Partnership and licensing problems led Rodney Bingenheimer's English Disco to close in early 1975. Pleasant Gehman later wrote, "We were a crowd of groupies, teenage hustlers, bisexual schoolgirls, and fringy, juvenile sluts looking for a good time. We’d hang out at weird coffeeshops (like Arthur J’s, the Gold Cup, and Danielle’s, where drag-queen hookers would meet their tricks in the bathroom), or we’d go to Westwood to see the Rocky Horror Picture Show for the millionth time. These places didn’t serve alcohol, so of course they didn’t card you. And you could feel totally at home in your fishnets, heavy makeup, and divinely decadent attitude.
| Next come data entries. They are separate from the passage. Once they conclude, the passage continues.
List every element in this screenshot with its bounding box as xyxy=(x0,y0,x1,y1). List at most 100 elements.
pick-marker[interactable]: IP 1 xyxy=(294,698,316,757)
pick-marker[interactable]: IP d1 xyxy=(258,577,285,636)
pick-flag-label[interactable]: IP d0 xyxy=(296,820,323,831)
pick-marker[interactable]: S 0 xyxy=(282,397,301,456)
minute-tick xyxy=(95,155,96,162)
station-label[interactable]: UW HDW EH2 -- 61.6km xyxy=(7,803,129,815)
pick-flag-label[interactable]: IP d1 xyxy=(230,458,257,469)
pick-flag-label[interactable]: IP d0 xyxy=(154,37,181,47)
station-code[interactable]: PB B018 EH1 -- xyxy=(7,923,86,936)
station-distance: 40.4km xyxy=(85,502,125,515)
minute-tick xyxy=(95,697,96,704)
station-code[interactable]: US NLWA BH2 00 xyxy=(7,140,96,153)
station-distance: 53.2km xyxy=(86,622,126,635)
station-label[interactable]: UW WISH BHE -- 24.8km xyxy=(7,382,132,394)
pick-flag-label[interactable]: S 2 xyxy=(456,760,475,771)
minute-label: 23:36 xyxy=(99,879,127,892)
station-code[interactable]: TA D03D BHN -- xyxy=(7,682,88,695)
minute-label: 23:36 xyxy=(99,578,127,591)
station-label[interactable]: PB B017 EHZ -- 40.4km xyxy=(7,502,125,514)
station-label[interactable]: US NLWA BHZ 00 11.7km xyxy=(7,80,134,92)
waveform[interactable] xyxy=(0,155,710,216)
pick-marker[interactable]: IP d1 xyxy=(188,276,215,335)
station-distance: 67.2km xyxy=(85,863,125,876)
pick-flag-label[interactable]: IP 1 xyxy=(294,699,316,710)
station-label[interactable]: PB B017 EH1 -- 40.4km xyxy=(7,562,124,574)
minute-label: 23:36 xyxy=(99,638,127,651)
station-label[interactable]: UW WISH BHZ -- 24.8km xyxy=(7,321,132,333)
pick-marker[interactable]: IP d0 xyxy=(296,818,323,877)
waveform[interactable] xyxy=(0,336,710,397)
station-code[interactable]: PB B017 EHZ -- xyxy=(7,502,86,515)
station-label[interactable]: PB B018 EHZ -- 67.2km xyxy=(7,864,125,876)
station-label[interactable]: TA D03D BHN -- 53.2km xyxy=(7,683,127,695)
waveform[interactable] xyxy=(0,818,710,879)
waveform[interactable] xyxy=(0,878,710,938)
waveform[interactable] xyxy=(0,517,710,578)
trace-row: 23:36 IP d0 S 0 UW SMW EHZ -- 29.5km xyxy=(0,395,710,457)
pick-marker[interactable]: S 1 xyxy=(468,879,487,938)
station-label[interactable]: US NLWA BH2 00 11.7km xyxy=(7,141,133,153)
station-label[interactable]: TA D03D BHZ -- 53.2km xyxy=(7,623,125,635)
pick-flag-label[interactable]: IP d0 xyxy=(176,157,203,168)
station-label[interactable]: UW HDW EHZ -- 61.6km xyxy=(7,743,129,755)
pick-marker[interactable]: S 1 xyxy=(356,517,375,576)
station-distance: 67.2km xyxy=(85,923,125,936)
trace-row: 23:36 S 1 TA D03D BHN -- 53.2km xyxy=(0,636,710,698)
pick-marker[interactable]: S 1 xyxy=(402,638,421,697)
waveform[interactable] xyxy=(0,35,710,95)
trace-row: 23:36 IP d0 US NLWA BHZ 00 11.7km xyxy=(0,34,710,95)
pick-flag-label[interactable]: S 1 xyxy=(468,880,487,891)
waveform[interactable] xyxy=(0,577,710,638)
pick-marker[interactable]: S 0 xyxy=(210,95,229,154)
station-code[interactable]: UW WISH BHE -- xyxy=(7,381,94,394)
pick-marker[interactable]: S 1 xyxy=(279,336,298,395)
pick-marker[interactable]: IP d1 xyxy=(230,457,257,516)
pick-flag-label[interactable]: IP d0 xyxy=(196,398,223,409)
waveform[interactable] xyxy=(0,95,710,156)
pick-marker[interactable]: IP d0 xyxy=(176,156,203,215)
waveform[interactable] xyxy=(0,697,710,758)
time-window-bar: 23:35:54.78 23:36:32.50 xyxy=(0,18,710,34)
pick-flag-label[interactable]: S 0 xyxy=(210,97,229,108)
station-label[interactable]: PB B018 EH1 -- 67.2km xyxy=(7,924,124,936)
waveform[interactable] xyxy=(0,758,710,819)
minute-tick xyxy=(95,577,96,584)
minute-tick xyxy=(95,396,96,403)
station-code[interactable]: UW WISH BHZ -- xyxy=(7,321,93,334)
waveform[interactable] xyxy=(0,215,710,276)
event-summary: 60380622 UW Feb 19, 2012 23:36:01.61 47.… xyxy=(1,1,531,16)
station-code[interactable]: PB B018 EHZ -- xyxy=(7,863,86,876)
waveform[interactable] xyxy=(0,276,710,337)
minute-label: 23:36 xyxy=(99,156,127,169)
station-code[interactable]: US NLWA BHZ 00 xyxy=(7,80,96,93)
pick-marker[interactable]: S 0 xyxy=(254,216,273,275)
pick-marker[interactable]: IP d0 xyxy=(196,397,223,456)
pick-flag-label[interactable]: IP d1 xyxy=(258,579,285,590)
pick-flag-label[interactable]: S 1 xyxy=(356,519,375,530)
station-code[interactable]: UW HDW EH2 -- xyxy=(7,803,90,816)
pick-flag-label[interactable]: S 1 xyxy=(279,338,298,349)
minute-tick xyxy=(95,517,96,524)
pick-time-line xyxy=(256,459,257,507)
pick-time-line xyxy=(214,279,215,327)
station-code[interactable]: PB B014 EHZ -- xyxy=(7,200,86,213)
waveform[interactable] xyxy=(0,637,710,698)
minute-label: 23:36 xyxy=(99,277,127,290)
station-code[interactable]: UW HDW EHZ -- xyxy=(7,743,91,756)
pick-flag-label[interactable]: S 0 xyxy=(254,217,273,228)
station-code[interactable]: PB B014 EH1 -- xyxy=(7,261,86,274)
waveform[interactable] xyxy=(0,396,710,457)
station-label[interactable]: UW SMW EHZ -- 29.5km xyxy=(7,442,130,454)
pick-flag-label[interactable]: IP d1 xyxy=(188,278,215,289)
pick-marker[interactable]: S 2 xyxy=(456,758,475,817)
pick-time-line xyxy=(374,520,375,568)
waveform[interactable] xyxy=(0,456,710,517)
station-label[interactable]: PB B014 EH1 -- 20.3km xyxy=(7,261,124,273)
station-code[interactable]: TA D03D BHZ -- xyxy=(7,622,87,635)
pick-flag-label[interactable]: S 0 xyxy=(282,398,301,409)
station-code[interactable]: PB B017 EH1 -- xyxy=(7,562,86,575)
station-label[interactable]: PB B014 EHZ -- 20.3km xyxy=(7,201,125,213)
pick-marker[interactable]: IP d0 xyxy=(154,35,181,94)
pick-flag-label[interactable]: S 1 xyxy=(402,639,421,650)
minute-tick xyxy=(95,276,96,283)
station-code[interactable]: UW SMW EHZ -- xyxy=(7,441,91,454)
I mean, who was going to hassle you over your hair color? A drag queen? Rodney’s English Disco had closed down, and The Masque wasn’t yet open so these were our haunts." Gehman further hinted at how the underground was splintering in 1975, with roughly half of the former glitter babies turning punk and wearing garbage bags at The Masque, the other half wearing designer jeans and getting swept up into the craze that became disco.